James Lysandra'ya sarıldığında Lysandra gözlerinden akan bir damla yaşı yeni fark ediyordu. Bu mutluluk gözyaşıydı. Ve Lysandra o an ellerini karnına sararak kendine bir şey için söz verdi: Hiçbir kötülüğün sana erişmesine izin vermeyeceğim. Seni bu dünyadaki bütün kötülüklerden koruyacağım, küçüğüm. Bunun için her şeyi yapacağım.

*

Sabahın erken saatlerinde soğuk rüzgâr eserdi. Lysandra'nın şu an maruz kaldığı da o türden bir rüzgârdı. Ama James'in kollarında olmak bütün soğuğu kesiyordu adeta. Hatta daha sıcak hissedemezdi Lysandra. Ama daha sıcak hissetmek isterdi.

Lysandra yorganı üzerinden hafifçe sıyırarak yataktan çıktı. Üzerine bir hırka geçirdi, terliğini giydi ve alt kata indi. Mutfak çok da büyük sayılmazdı ama bahçeye çıkıyordu. İşte bu evdeki en sevdiği özelliklerden biri: Evin kocaman bir bahçesi vardı. İçerisine sınırsız sayıda çiçek dikebilirdi.

Lysandra mutfağa girerken etrafına göz gezdirdi. James normalde sabahın erken saatinde dinç bir şekilde kalkardı. Saat 12'ye gelmesine rağmen hâlâ uyuması Lysandra'yı düşündürdü.
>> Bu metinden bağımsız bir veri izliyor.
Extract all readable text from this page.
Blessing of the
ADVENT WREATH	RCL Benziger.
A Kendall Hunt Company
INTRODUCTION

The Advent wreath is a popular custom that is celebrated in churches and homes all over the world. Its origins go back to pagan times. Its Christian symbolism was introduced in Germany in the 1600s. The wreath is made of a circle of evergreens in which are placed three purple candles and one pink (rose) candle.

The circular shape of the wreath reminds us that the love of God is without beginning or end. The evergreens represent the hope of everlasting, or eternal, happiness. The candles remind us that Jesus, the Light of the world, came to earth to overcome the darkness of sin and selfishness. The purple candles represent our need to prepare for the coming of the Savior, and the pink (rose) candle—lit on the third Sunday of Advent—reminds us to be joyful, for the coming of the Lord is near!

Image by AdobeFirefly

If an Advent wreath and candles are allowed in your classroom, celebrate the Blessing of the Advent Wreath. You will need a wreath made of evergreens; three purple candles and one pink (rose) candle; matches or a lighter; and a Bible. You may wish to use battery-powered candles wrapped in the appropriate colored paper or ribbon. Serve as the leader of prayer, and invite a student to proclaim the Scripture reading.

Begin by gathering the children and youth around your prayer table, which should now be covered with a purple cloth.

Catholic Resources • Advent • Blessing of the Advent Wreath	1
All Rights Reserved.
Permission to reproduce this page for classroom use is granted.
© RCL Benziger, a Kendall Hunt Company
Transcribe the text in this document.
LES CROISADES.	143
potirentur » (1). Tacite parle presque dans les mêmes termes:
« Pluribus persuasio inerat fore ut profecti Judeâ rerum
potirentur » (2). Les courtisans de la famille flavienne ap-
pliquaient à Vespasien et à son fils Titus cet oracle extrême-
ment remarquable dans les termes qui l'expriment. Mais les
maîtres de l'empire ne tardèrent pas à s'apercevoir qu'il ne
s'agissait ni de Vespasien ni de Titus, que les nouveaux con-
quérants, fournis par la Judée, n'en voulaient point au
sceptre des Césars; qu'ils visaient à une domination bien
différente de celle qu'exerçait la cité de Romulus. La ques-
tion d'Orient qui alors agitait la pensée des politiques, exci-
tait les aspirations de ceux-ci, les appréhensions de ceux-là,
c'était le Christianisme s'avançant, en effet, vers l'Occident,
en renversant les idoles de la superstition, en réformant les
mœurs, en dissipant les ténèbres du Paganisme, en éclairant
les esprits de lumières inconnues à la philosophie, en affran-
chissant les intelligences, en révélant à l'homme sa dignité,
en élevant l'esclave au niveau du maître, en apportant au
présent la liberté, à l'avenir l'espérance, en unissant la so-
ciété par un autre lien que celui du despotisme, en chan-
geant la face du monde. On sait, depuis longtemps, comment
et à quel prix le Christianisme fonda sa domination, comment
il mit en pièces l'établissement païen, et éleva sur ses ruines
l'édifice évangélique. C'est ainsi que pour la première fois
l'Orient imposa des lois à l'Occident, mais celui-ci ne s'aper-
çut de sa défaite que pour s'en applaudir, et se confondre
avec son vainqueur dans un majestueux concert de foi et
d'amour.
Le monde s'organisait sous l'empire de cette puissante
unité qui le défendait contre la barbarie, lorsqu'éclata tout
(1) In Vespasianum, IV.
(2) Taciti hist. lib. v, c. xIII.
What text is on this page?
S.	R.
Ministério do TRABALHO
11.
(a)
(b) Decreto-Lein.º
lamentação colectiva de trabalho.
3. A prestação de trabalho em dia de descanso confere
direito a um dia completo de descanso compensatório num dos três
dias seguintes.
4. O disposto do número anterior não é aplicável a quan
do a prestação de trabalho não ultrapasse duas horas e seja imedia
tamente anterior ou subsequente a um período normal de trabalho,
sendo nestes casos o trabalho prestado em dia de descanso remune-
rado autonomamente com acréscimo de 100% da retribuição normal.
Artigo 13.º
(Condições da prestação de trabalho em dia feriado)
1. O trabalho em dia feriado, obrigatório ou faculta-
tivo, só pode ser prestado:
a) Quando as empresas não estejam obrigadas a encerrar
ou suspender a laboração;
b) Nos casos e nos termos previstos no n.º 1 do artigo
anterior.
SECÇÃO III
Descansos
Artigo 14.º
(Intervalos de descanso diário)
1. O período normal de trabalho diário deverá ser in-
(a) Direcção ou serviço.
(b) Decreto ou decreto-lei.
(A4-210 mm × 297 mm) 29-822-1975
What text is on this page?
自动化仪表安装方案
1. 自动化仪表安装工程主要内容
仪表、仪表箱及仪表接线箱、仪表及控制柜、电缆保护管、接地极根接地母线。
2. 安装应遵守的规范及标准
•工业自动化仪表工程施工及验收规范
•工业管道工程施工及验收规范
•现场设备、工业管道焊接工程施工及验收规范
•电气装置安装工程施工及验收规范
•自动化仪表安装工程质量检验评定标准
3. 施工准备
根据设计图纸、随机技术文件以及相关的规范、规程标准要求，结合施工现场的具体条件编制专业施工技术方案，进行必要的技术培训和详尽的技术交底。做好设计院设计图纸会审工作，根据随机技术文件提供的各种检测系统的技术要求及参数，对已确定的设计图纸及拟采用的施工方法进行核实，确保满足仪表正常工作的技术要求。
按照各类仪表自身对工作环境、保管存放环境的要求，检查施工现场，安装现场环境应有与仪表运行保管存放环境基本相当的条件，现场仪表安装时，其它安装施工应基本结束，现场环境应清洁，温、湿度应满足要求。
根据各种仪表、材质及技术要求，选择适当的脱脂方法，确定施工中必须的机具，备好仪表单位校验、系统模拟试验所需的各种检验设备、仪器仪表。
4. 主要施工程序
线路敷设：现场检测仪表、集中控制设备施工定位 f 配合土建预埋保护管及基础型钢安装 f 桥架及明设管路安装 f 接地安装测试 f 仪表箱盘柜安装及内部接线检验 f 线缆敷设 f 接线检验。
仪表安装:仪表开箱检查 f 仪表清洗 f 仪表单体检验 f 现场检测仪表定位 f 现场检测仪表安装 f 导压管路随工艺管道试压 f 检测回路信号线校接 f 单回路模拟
Lysandra kendine bir kupa çıkartarak içine kahve doldurdu. Suyun kaynamasını beklerken bir elini beline koymuştu. Ansızın karnında hissettiği kollarla ağzından kaçan çığlığı engelleyememişti. James Lysandra'nın düştüğü duruma gülerken Lysandra kalbinin durduğunu düşünmüştü.

"Odadan çıkalı beş dakika bile olmadı James. Ve sen uyuyordun. Hem de uykunu hiçbir şey bölemeyecek gibi. Nasıl uyandın anlamış değilim." dedi Lysandra. James Lysandra'yı kendine doğru çevirdi. Lysandra'nın hafif nemli saçlarını kulağının arkasına sıkıştırdı ve onu belinden kaldırarak mutfak tezgâhına oturttu.

"Varlığına o kadar alıştım ki yokluğunu hissedebiliyorum artık. Beni kendine çok fena alıştırdın Ell." Lysandra kollarını James'in boynuna dolayarak yüzünü onun yüzüne yaklaştırdı. Derin bir iç çekişin ardından alnını onun alnına yaslayarak "Böyle söyleme James. Asıl kendine alıştıran sensin. Aynı güneş gibisin. Eğer güneş olsaydın her sabah doğuşunu izlemek için sımsıkı sarılırdım sana. Öyle yapacağım zaten. Hayatıma bir güneş gibi doğdun. Simsiyah hayatımdaki ana renkler olduğun için teşekkür ederim, sevgilim."

"Şu anda seni öpmemek için kendimi çok zor tutuyorum Ell. Ama bir dakika ya! Niye tutuyorum ki? Karım değil misin? İstediğim zaman öpebilirim artık. Kimse bir şey diyemez." James mutfak tezgâhına yaslanarak ellerini Lysandra'nın kalçasına sardı ve onu kendine doğru çekti. Lysandra düşmemek için mutfak tezgâhına tutunmak zorunda kaldı. "Her an Amelia bir yerden çıkacakmış gibi hissediyorum."